ILISU, Dicle ırmağı üzerindeki ilk büyük baraj olacak. Konuyla ilgili olarak telefonla görüştüğüm bir İngiliz meslektaşım, son bir aydan beri süren aleyhteki kampanyanın ardında Irak ve Arap Ligi lobisinin bulunduğunu söyledi.

Bu lobinin, Kürt kökenli bazı çevreleri de harekete geçirdiği ileri sürülüyor. Nitekim gazetelere verilen İngilizce ve Kürtçe ilanlarda,‘‘İngiliz vergi mükellefinin 200 milyon Poundunun Güneydoğu Anadolu'da 20 ile 60 bin arasındaki Kürdün topraklarından uzaklaştırılması için kullanılacağı’’ vurgulanıyor.

Ilısu'lu engellemek için üç gerekçe kullanılıyor.

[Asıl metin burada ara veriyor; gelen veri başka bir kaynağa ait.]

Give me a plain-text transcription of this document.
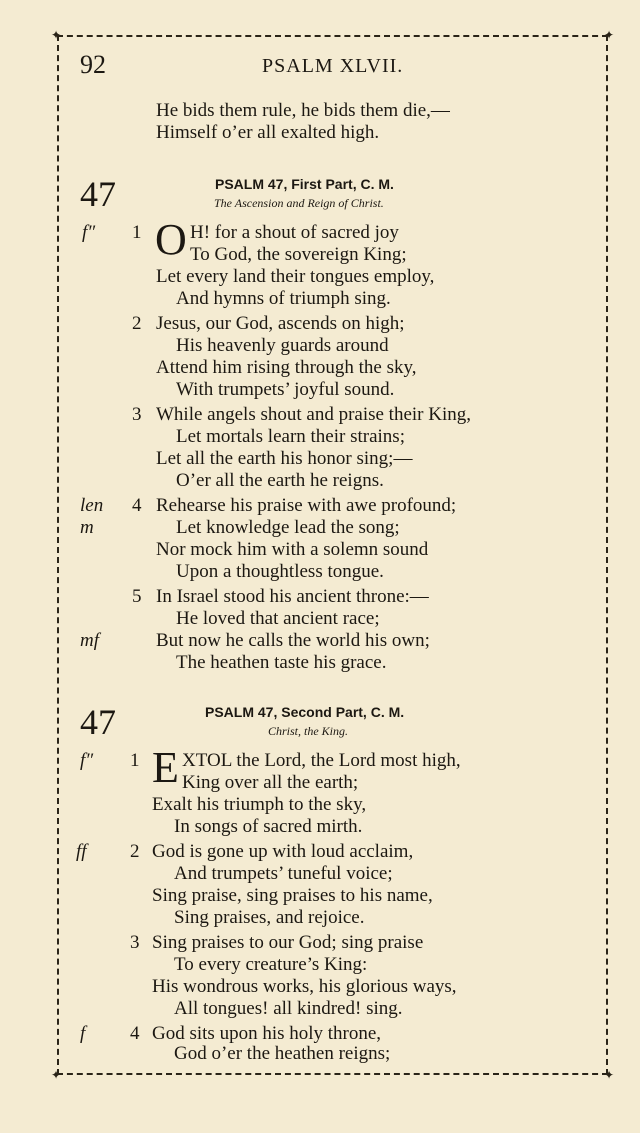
✦	✦
✦	✦
92	PSALM XLVII.
He bids them rule, he bids them die,—
Himself o’er all exalted high.
47	PSALM 47, First Part, C. M.
The Ascension and Reign of Christ.
f″ 1 O H! for a shout of sacred joy
To God, the sovereign King;
Let every land their tongues employ,
And hymns of triumph sing.
2 Jesus, our God, ascends on high;
His heavenly guards around
Attend him rising through the sky,
With trumpets’ joyful sound.
3 While angels shout and praise their King,
Let mortals learn their strains;
Let all the earth his honor sing;—
O’er all the earth he reigns.
len
m
4 Rehearse his praise with awe profound;
Let knowledge lead the song;
Nor mock him with a solemn sound
Upon a thoughtless tongue.
5 In Israel stood his ancient throne:—
He loved that ancient race;
mf	But now he calls the world his own;
The heathen taste his grace.
47	PSALM 47, Second Part, C. M.
Christ, the King.
f″ 1 E XTOL the Lord, the Lord most high,
King over all the earth;
Exalt his triumph to the sky,
In songs of sacred mirth.
ff 2 God is gone up with loud acclaim,
And trumpets’ tuneful voice;
Sing praise, sing praises to his name,
Sing praises, and rejoice.
3 Sing praises to our God; sing praise
To every creature’s King:
His wondrous works, his glorious ways,
All tongues! all kindred! sing.
f 4 God sits upon his holy throne,
God o’er the heathen reigns;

a) Ilısu barajı, Irak'ın suyunu kesecek.

b) Kürt tarihinde çok önemli bir yeri olan Hasankeyf sular altında kalacak.

c) Kürtlerin toprakları ellerinden alınacak.

Bütün bu gerekçeler, seçmene ‘‘ahlaklı dış politika’’ sözü veren Blair'in, güç günler geçirmesine neden oluyor.

Dün Londra Büyükelçiliği'nde yapılan ve Türkiye'den su konularındaki uzmanlar ile İngiliz siyaset, medya ve bilim dünyasının tanınmış isimlerinin katıldığı toplantı, işte bu iddialara yanıt vermek amacını taşıyordu.

* * *

MAKSATLIlobi faaliyetlerine karşı mücadele etmek hatalara göz yummak anlamına gelmez.

Benim itirazım bu tip projelerde halkın düşüncelerinin ve tarihi bölgelerin dikkate alınmamasına. Türkiye ve bölge ekonomisine de olumlu katkıda bulunacağına inanılan bu tip büyük barajların yapımında sosyal ve çevre sorunlarını da mutlaka göz önüne almak gerekiyor.

İnsanların yaşantısı kökten değişecekse eğer, ikna edilmeleri gerekiyor.

Su kültürü eninde sonunda bir eğitim işi. Eğitimin ilk adımı ise insanı, tarihiyle birlikte ciddiye almaktan geçiyor.